Sta di fatto che Piero non si
è fermato, ha preferito andare avanti e affrontare tutto “a muso duro”. Quando si
prendono decisioni del genere bisogna mettere in conto i rischi che ne
derivano. E lui ha pagato. Ha pagato di persona, sia nel privato (non si
augurava certo di divenire un estraneo
agli occhi di Marisa), che nel pubblico (non tutti, ovviamente, ma almeno un
paio dei libri dati alle stampe avrebbero meritato una diversa attenzione da
parte del suo editore).
Ha risolto così: lasciare “le
masturbazioni celebrali…a chi è maturo al punto giusto” e le sue poesie
“a
chi sa masturbarsi per il gusto”.
I figli sono molto vicini a Piero. In un mondo di
opportunisti, di gente pronta a vendere l’anima al diavolo per raggiungere
determinati obiettivi, il padre sembra loro una perla rara. Mauro, il maggiore,
asserisce spesso che è una gioia crescere all’ombra di tanta purezza e che il
cuore dell’uomo somiglia ai primi libri dei bambini: contengono le parole
essenziali e sono piene di colori.

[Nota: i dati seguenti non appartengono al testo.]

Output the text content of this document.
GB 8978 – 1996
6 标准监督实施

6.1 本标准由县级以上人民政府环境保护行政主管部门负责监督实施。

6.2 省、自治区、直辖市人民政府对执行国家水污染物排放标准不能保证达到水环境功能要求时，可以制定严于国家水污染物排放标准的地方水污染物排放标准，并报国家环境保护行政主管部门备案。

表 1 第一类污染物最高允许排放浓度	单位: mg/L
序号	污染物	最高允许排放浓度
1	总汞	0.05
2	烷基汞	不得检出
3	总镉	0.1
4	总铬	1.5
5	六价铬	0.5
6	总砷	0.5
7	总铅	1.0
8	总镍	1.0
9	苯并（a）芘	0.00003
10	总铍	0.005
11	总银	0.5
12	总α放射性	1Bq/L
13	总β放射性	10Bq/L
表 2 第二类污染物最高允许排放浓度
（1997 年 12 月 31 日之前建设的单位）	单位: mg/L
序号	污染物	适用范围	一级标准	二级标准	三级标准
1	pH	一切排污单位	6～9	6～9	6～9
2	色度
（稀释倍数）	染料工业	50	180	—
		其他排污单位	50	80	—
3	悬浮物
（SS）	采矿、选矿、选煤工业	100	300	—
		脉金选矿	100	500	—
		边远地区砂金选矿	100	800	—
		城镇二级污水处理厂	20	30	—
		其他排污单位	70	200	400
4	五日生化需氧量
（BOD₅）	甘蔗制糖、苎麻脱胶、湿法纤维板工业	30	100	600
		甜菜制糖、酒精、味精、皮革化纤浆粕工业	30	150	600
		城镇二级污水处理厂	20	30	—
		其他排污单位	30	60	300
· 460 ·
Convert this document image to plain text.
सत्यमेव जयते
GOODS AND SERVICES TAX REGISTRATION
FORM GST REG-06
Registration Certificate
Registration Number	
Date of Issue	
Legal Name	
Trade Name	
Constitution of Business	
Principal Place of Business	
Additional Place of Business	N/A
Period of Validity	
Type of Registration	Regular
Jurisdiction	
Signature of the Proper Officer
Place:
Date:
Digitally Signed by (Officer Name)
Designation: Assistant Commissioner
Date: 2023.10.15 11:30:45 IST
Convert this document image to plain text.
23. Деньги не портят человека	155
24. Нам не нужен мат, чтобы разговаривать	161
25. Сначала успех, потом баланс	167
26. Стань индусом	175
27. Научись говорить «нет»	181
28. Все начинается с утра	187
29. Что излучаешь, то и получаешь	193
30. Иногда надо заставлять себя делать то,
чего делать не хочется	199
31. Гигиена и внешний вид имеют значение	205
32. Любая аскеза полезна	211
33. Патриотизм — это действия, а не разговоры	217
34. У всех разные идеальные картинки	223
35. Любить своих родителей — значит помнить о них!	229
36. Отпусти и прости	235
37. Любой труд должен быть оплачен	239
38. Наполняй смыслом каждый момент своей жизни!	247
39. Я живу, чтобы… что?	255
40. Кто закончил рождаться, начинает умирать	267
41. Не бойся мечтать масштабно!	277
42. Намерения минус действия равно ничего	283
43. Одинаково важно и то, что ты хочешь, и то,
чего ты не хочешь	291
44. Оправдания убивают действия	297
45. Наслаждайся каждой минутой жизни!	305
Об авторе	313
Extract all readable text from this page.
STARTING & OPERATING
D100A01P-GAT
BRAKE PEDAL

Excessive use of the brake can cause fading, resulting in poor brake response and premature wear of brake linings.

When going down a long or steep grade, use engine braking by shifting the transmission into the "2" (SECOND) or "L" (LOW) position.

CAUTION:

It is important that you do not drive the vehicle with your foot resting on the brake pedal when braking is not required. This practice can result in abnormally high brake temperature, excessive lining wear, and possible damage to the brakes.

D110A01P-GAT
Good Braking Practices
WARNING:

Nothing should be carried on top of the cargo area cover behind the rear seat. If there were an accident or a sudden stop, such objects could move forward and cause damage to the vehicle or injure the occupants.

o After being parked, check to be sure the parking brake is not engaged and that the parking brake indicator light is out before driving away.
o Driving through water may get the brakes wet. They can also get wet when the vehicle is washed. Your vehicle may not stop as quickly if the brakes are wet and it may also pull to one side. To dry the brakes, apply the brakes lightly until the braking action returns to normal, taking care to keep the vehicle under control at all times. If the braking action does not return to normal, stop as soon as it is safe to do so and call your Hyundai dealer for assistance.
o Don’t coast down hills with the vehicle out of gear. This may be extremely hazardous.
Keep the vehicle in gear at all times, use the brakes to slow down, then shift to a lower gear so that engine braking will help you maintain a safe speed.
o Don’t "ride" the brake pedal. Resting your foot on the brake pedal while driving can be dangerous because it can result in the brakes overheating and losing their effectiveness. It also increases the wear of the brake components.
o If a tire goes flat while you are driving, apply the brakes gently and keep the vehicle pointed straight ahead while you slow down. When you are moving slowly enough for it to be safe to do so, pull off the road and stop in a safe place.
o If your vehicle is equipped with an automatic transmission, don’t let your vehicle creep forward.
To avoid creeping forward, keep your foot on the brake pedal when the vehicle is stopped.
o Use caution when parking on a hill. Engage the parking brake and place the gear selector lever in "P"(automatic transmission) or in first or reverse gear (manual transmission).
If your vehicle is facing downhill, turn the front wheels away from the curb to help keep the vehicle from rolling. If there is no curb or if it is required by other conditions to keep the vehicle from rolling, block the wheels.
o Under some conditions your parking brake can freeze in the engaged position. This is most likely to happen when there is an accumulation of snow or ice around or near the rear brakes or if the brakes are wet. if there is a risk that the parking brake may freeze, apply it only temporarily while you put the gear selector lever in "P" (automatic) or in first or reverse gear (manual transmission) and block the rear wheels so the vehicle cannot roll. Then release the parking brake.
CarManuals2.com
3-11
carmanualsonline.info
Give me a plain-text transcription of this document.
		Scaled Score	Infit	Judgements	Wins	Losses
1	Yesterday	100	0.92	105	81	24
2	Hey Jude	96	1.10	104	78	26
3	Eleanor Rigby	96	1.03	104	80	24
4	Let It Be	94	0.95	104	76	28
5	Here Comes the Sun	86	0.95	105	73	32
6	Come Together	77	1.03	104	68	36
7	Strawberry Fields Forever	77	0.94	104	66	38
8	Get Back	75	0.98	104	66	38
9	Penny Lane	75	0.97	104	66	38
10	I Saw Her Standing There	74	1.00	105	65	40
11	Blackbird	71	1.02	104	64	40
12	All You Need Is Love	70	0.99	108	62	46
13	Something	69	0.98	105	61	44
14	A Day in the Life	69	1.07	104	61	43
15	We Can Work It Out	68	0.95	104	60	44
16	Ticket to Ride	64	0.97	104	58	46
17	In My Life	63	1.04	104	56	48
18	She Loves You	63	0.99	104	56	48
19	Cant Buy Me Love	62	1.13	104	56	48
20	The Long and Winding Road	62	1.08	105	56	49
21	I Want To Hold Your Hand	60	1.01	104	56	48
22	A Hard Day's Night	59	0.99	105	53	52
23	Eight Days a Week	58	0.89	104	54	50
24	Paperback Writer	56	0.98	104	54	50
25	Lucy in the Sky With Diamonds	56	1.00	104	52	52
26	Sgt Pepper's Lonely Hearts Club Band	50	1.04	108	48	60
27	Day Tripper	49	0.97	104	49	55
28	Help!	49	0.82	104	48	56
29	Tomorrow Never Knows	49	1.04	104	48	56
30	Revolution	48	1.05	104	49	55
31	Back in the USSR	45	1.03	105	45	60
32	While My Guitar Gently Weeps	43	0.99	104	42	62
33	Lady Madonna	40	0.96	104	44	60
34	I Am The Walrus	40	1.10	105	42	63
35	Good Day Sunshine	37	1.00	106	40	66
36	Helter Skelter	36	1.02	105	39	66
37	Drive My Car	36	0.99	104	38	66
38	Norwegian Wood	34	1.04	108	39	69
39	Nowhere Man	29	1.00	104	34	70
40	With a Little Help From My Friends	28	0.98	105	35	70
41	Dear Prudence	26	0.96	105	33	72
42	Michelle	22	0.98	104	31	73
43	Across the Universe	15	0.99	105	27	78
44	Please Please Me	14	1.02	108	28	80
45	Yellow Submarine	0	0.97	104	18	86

Piero si commuove di fronte alla capacità
dei ragazzi, ormai adulti, di leggere le sue Sillogi e la sua interiorità con i
cinque sensi. I figli, ascoltando il padre e, soprattutto leggendolo e
vedendolo vivere, si sono resi conto che custodisce tesori inestimabili e che
la sua autenticità non consiste solo nell’essere vero, ma anche nel non ascoltare
le menzogne. Piero va avanti con “lo
sguardo dritto e aperto nel futuro”. D’altronde solo la mente di un eterno
fanciullo ha i porticati luminosi e il
futuro vi passeggia sereno… Affrontare la separazione morale da Marisa è stato
difficile. Tuttora Piero si accorge di soffrirne. La donna algida e dura con la
quale divide la casa è una sconosciuta. Gli sembra incredibile che sia la
stessa creatura che aveva sposato. La considerava la partitura delle sue
giornate, così estroversa, dotata di una vitalità quasi animale. Era il sorriso
che lo faceva alzare la mattina, il bacio che neutralizzava ogni cattivo
pensiero, la carezza che lo sosteneva nei momenti difficili. In lui era sempre
esistita un’esigenza profonda di sublimare l’oggetto dell’amore. Succede spesso
agli artisti. Ha attraversato un lungo periodo di crepuscolo della coscienza,
abbandonato da coloro che credeva amici, scoprendo persone nuove, sbocciate in
quel tramonto come nuvole arancioni, come fiori. L’uomo non ha mai smesso di
scrivere, consapevole che versi e pensieri sono come il sangue: hanno bisogno
di circolare e tengono in vita. Oggi è consapevole che il posto nel mondo che
cercava è dentro di lui, dove gli batte il cuore, dove fluisce il suo sangue,
dove respira, piange e ride, restando vivo. E’ un uomo forte e dolce, come
sempre, che ama ripetere “… alla fine della
strada / Potrò dire che i miei giorni li ho vissuti “.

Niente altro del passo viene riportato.